Le galassie più grandi del nostro universo moderno hanno una storia di fusioni, inclusa la nostra via Lattea È cresciuto fino alle dimensioni attuali attraverso successive fusioni con galassie più piccole.

Le osservazioni di Gz9p3 mostrano che le galassie erano in grado di accumulare rapidamente massa nell’Universo primordiale attraverso fusioni, con un’efficienza di formazione stellare superiore a quanto ci aspettassimo.

Queste e altre osservazioni effettuate con il telescopio spaziale James Webb stanno spingendo gli astrofisici a rivedere i loro modelli sui primi anni dell'universo.

La nostra cosmologia non è necessariamente sbagliata, ma la nostra comprensione della velocità con cui si formano le galassie potrebbe essere sbagliata, perché sono molto più grandi di quanto pensassimo possibile.

Queste nuove scoperte arrivano in un buon momento mentre ci avviciniamo al traguardo dei due anni per le osservazioni scientifiche effettuate con il telescopio spaziale James Webb.

Con l’aumento del numero totale di galassie osservate, gli astronomi che studiano l’universo primordiale stanno passando dalla fase di scoperta a un periodo in cui disponiamo di campioni sufficientemente grandi per iniziare a costruire e perfezionare nuovi modelli.

Non c'è mai stato un momento più emozionante per comprendere i segreti dell'universo primordiale.

Riferimento: “Una massiccia galassia interagente 510 milioni di anni dopo il Big Bang” di Kristan Boyett, Michele Trinti, Nisha Lithokawalit, Antonello Calabro, Benjamin Metha, Guido Roberts Borsani, Niccolò Dalmaso, Lilan Yang, Paola Santini, Tommaso Trio, Tucker Jones.

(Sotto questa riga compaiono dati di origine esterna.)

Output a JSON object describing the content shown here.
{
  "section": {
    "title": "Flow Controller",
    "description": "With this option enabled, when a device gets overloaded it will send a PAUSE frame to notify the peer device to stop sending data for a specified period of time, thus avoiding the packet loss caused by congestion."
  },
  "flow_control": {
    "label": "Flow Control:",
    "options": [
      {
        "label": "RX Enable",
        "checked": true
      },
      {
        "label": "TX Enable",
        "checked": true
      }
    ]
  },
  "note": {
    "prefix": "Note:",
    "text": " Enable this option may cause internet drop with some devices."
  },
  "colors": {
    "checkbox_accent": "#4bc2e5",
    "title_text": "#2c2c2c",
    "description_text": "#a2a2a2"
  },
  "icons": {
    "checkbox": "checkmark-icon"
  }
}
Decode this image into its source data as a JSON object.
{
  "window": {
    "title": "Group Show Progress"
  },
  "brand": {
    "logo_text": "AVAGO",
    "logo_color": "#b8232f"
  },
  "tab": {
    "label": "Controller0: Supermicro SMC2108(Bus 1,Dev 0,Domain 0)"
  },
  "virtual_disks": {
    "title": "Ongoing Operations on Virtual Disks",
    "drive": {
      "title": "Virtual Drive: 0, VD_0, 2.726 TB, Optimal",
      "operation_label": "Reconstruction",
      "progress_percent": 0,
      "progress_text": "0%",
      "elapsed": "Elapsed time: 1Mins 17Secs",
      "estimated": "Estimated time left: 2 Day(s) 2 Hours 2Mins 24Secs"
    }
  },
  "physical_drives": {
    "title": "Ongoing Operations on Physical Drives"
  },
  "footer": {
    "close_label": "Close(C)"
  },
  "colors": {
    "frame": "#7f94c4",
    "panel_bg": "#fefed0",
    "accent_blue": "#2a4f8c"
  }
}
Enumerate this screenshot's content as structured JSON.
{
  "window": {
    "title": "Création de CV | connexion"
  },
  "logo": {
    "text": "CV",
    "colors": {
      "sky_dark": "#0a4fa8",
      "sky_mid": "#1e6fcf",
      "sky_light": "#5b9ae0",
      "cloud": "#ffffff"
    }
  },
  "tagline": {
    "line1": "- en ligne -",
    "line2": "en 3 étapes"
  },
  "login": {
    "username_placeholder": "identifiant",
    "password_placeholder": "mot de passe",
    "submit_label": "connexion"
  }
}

Alaina Henry, Charlotte A. Mason, Takahiro Morishita, Themia Nanayakkara, Namrata Roy, Chen Wang, Adriano Fontana, Emiliano Merlin, Marco Castellano, Diego Paris, Marusha Bradac, Matt Malkan, Danilo Marchesini, Sara Mascia, Karl Glezbrook, Laura Pinterici. , Eros Vanzella e Benedetta Vulcani, 7 marzo 2024, Astronomia della natura.
doi: 10.1038/s41550-024-02218-7

Lo studio è stato condotto dalla dottoressa Kate Boyett con un team comprendente i professori Michael Trinity e Benjamin Mitha Niccolò Dalmaso Anche dall'Università di Melbourne e Centro di eccellenza ARC per l'astrofisica di tutto il cielo in 3 dimensioni (ASTRO 3D). Viene formato un gruppo di ricerca internazionale 27 autori provenienti da 19 istituzioni in Australia, Tailandia, Italia, Stati Uniti, Giappone, Danimarca e Cina.